ゲンナイは子供たちがそれぞれ考え、デジモンたちを正しく育てるようにと言うと、次の話を切り出す。
「して、お主らと一緒におったあやつの姿が見えぬが、トイレかの?」
ゲンナイの問いに、光子郎が反応する。
「あやつ? ……もしかして、シンイチさんのことですか?」
「おお! そうじゃ、そうじゃ!」
「シンイチさんなら、今は僕らと別行動をしています。定期的に僕らに物資を届けてくれる役を買ってでてくれたんです」
「おお、そうじゃったか。あやつにも伝えたいことがあったのだがのぅ……」
「あの、それなら良かったら僕らからシンイチさんに伝えましょうか?」
光子郎がそう提案すると、横で聞いていた空が光子郎に話しかける。
「光子郎君、伝えるってどうやってシンイチさんに伝える気なの? 今はまたメールが送れなくなっているんでしょう?」
「はい。ですが、僕たちが物資を受け取れたかどうかは必ず確認に来ると思うんです。なので、この小さな紙の裏に伝言を残して、次の物資を送る際には伝言役を用意してもらうか、こちらからのメールを受け取れる状態になっていてもらうんですよ。メールが送られてきたって事は、あの時はそれなりに近くにいたって事ですから」
光子郎の言うことに納得し、空も含め全員がゲンナイの話に集中する。
「うむ、では話そう。前回お主たちと話した時から、わしはあやつについて調べた。その結果、いくつかわかったことがあったのだ。まず一つ目は、あやつがお主たちの世界とは別の世界から来ておるということ。あやつの出現は前触れもなく、突然のことじゃった……」
ゲンナイの話はシンイチが子供たちが住んでいた世界とは違う。その点に関しては既に知っていたので、子供たちが驚く事はなかった。だが、それに伴って語られた事には、少なくとも話を理解できた者たちは衝撃を受けることとなる。

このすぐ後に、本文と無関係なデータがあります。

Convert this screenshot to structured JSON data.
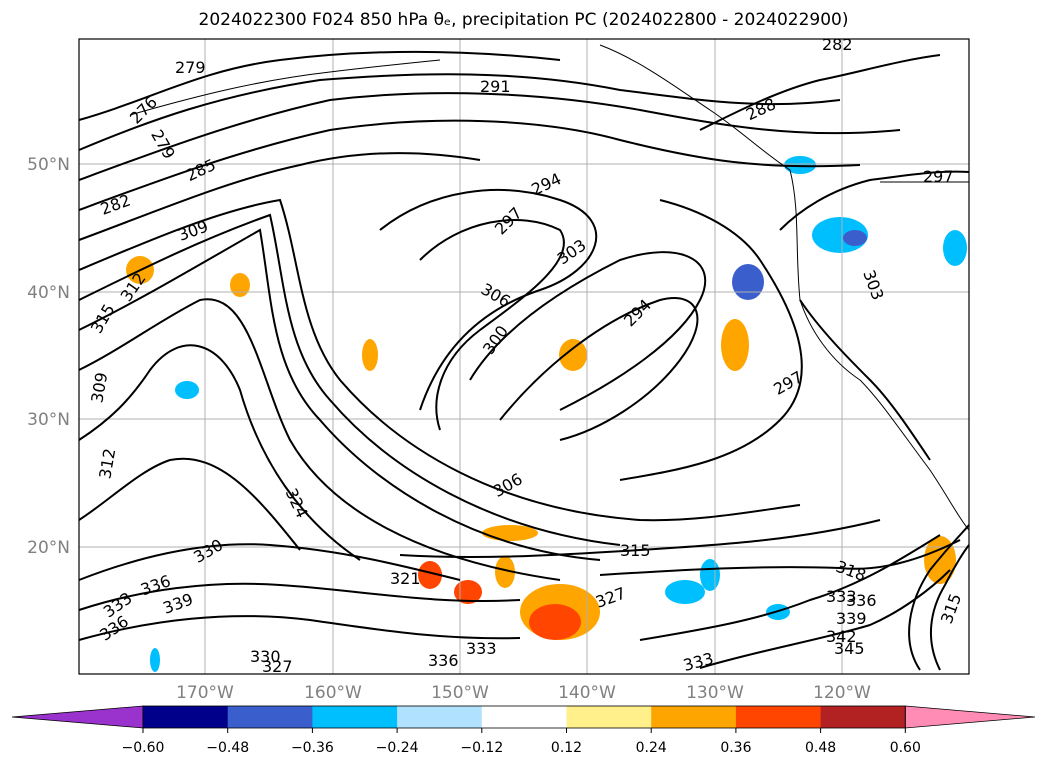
{
  "figure": {
    "title": "2024022300 F024 850 hPa θₑ, precipitation PC (2024022800 - 2024022900)"
  },
  "map": {
    "lat_labels": [
      "50°N",
      "40°N",
      "30°N",
      "20°N"
    ],
    "lon_labels": [
      "170°W",
      "160°W",
      "150°W",
      "140°W",
      "130°W",
      "120°W"
    ],
    "gridlines": true,
    "extent": {
      "lon": [
        -180,
        -110
      ],
      "lat": [
        10,
        60
      ]
    },
    "contour_labels": [
      "279",
      "276",
      "279",
      "285",
      "282",
      "309",
      "312",
      "315",
      "309",
      "312",
      "291",
      "288",
      "282",
      "297",
      "294",
      "297",
      "303",
      "306",
      "300",
      "294",
      "297",
      "303",
      "306",
      "324",
      "330",
      "336",
      "333",
      "336",
      "339",
      "315",
      "321",
      "327",
      "333",
      "336",
      "330",
      "327",
      "333",
      "318",
      "333",
      "336",
      "339",
      "342",
      "345",
      "315"
    ]
  },
  "colorbar": {
    "ticks": [
      "−0.60",
      "−0.48",
      "−0.36",
      "−0.24",
      "−0.12",
      "0.12",
      "0.24",
      "0.36",
      "0.48",
      "0.60"
    ],
    "colors": [
      "#9a32cd",
      "#00008b",
      "#3a5fcd",
      "#00bfff",
      "#b0e2ff",
      "#ffffff",
      "#fff08c",
      "#ffa500",
      "#ff4500",
      "#b22222",
      "#ff8cb4"
    ],
    "extend": "both"
  }
}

「あやつの出現についてはまだ詳しくわかっておらんが、今後も調査を続けるつもりじゃ。何かわかったらまたお主たちに伝えよう。そして、わかったことはもう一つある。それは、あやつのデータが破損しておると言うことだ。あやつの体は本来のそれから若返っておる。あやつの中にある情報が、抜け落ちておる証拠じゃ。それが意図的なのか、事故なのかはわからんが、これはおそらく通信容量の関係でそうせざるを得んかったのだろう」
ゲンナイはシンイチ自身がデータの塊であると言うことをハッキリと語っていた。そして、それは必然的に自分たちのこの体もデータであるということになってしまう。
デジタルワールド。デジタルモンスター。そのような単語から薄っすらと勘づいてはいたが、それがここでハッキリしてしまったのだ。
実感はない。だが確かに自分たちは今、データになっている。それは子供たちにとって受け入れ難い事実だった。
そんな中、子供たちの中でたった一人、光子郎だけは別の意味で戦慄を覚えていた。
データの破損、圧縮、送信。そしてそれに気がついている様子がないシンイチ。そのことが示しているのは、シンイチの記憶が違和感を覚えないように編集されている可能性。
「もしかしたら、僕たちも……」
光子郎はこの世界に来て初めて感じた、背筋の凍るような根源的恐怖に身を震わせる。
果たして自分は本当に『泉 光子郎』なのだろうか……?
光子郎はその問いをゲンナイに投げることが出来なかった。